FIG. 1 is a left side view of a combine which is an embodiment of the present invention. FIG. 2 is a plan view of the combine which is an embodiment of the present invention. FIG. 3 is a right side view of the combine which is an embodiment of the present invention. FIG. 4 is a front view of a combine which is an embodiment of the present invention. FIG. 5 is a right side view of the grain tank and the discharge auger in the combine shown in FIGS. FIG. 6 is a left side view showing a schematic configuration of the Glen tank in the combine shown in FIGS. 1 to 4. FIG. 7 is a plan view of the driving operation unit in the cab. FIG. 8 is a system block diagram showing a schematic configuration of the farm work management system in the combine shown in FIGS. 1 to 4. FIG. 9 is a block diagram showing a schematic configuration centered on the control device of the information control unit shown in FIG. FIG. 10 is a diagram for explaining the calculation of the fuel consumption during work. FIG. 10A is a graph showing the time integral value of the rack position with respect to the work time, and FIG. FIG. 11 is a graph showing the relationship between the time integrated value at the rack position shown in FIG. 10 (A) and the fuel consumption during work.
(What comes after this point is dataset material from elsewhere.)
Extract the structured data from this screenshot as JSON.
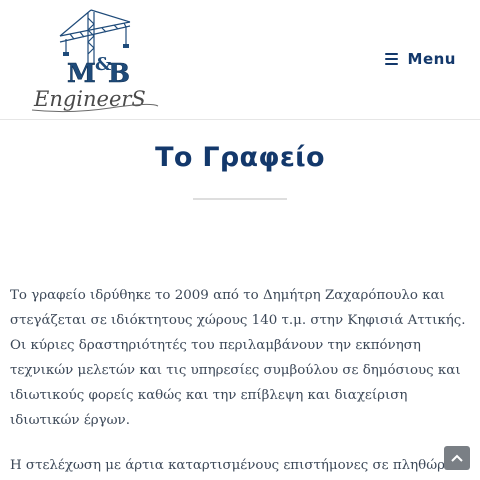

FIG. 11 is a diagram showing a display screen displayed on the display device when harvesting information output conditions are selected and the harvesting information is output. FIG. 11A shows selection of harvesting information output conditions. FIG. 11B is a diagram showing a “harvest data” screen displayed when outputting harvest information. FIG. 11B is a diagram showing a “harvest information output” screen displayed when the harvest information is output. FIG. 12 is a diagram illustrating the print contents of the harvested crop harvest information when the first output condition is selected. FIG. 13 is a diagram illustrating the print contents of the cumulative harvest information of the discharged cereal when the second output condition is selected. FIG. 14 is a diagram illustrating the print contents of the harvest information for the one-stroke field when the third output condition is selected.

Explanation of symbols

2 ... Airframe frame 13 ... Glen tank 24 ... Display device 32 ... Weight sensor
35 ... Moisture sensor 39 ... Printing device 50 ... Sensor device 100 ... Control device
200 ... GPS device 201 ... Combine

Claims (6)

A body frame, a grain tank supported by the body frame, a weight sensor that measures the weight of the grain tank and / or a moisture sensor that measures the moisture content of the grain, and control of the sensor device A combine equipped with a controlling device,
The control device stores harvest information based on measurement values from the weight sensor and / or the moisture sensor according to a predetermined output condition set in advance, and stores the stored harvest information according to the output condition. A combine that is configured to output in a selectable manner.   The output condition includes a first output condition for outputting harvest information for each grain discharging operation for discharging the grain harvested in the grain tank from the grain tank, and a cumulative total of the harvesting information for each grain discharging operation. 2. The combine according to claim 1, further comprising: a second output condition for outputting the first output field; and a third output condition for outputting the harvest information of the one-stroke field. A body frame, a grain tank supported by the body frame, a weight sensor that measures the weight of the grain tank and / or a moisture sensor that measures the moisture content of the grain, and control of the sensor device A combine equipped with a controlling device,
The control device stores harvest information based on measurement values from the weight sensor and / or the moisture sensor according to a predetermined output condition set in advance, and stores the stored harvest information according to the output condition. It is configured to output selectable,
The output condition includes a first output condition for outputting harvest information for each grain discharging operation for discharging the grain harvested in the grain tank from the grain tank, and a cumulative total of the harvesting information for each grain discharging operation. And a third output condition for outputting harvest information of a one-stroke field.   The combine according to claim 1 or 2, further comprising: a GPS device, wherein the harvest information of the one-stroke field under the third output condition is set based on map information based on GPS data from the GPS device.   The combine according to any one of claims 2 to 4, wherein the harvest information of the one-stroke field under the third output condition is set by an operator's manual operation. The control unit includes a display unit that outputs the harvest information, and a printing unit, and the control device outputs information other than the display harvest information displayed on the display unit when the harvest information is output in a selectable manner according to the output condition. The combine according to any one of claims 1 to 5, wherein the combine is configured to print out the harvest information together with all or part of the displayed harvest information to the printing unit.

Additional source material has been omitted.